The model responds with a tool call:

{
  "choices": [{
    "message": {
      "role": "assistant",
      "tool_calls": [{
        "id": "call_abc123",
        "type": "function",
        "function": {
          "name": "get_weather",
          "arguments": "{\"location\": \"San Francisco\"}"
        }
      }]
    },
    "finish_reason": "tool_calls"
  }]
}

You then send the tool result back in a follow-up request with role: "tool".

Using with the OpenAI Python SDK

from openai import OpenAI

client = OpenAI(
    base_url="http://localhost:8420/api/openai",
    api_key="user.xxxxxxxxxxxxxxxxxxxxxxxxxxxxxxxx",
)

response = client.chat.completions.create(
    model="auto",
    messages=[{"role": "user", "content": "Hello!"}],
)

print(response.choices[0].message.content)

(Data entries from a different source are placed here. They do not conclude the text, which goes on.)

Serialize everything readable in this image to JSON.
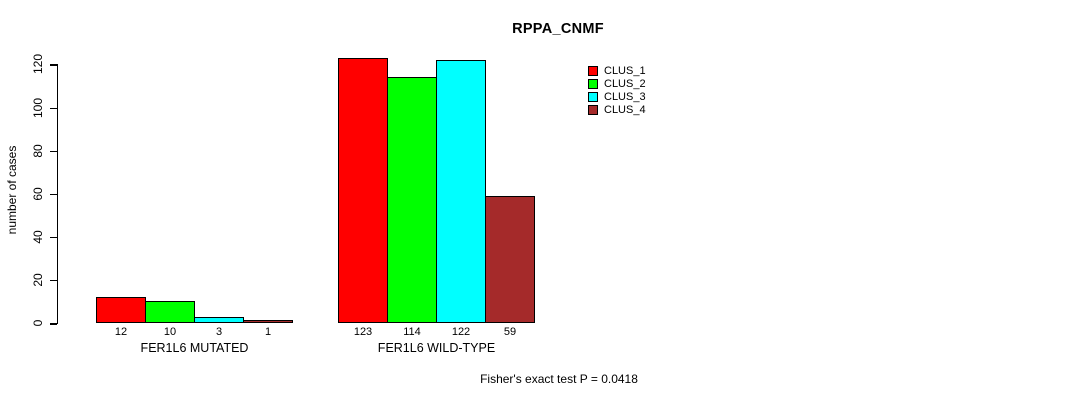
{
  "title": "RPPA_CNMF",
  "footer": "Fisher's exact test P = 0.0418",
  "chart_data": {
    "type": "bar",
    "title": "RPPA_CNMF",
    "xlabel": "",
    "ylabel": "number of cases",
    "categories": [
      "FER1L6 MUTATED",
      "FER1L6 WILD-TYPE"
    ],
    "series": [
      {
        "name": "CLUS_1",
        "color": "#FF0000",
        "values": [
          12,
          123
        ]
      },
      {
        "name": "CLUS_2",
        "color": "#00FF00",
        "values": [
          10,
          114
        ]
      },
      {
        "name": "CLUS_3",
        "color": "#00FFFF",
        "values": [
          3,
          122
        ]
      },
      {
        "name": "CLUS_4",
        "color": "#A52A2A",
        "values": [
          1,
          59
        ]
      }
    ],
    "groups": [
      {
        "label": "FER1L6 MUTATED",
        "values": [
          12,
          10,
          3,
          1
        ]
      },
      {
        "label": "FER1L6 WILD-TYPE",
        "values": [
          123,
          114,
          122,
          59
        ]
      }
    ],
    "bar_value_labels": [
      [
        "12",
        "10",
        "3",
        "1"
      ],
      [
        "123",
        "114",
        "122",
        "59"
      ]
    ],
    "yticks": [
      0,
      20,
      40,
      60,
      80,
      100,
      120
    ],
    "ylim": [
      0,
      130
    ],
    "grid": false,
    "legend_position": "top-right",
    "legend": [
      "CLUS_1",
      "CLUS_2",
      "CLUS_3",
      "CLUS_4"
    ],
    "annotation": "Fisher's exact test P = 0.0418"
  }
}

Using with Cursor (local Auxot)

Cursor can send chat requests through Auxot’s OpenAI-compatible endpoint by setting your OpenAI API Key to an Auxot key and overriding the OpenAI base URL to http://<host>:<port>/api/openai. See Claude Code & Cursor (Local) → for API key, Cursor UI, and Claude Code env on one Auxot instance.

/api/openai/v1/... aliases are still accepted for client compatibility.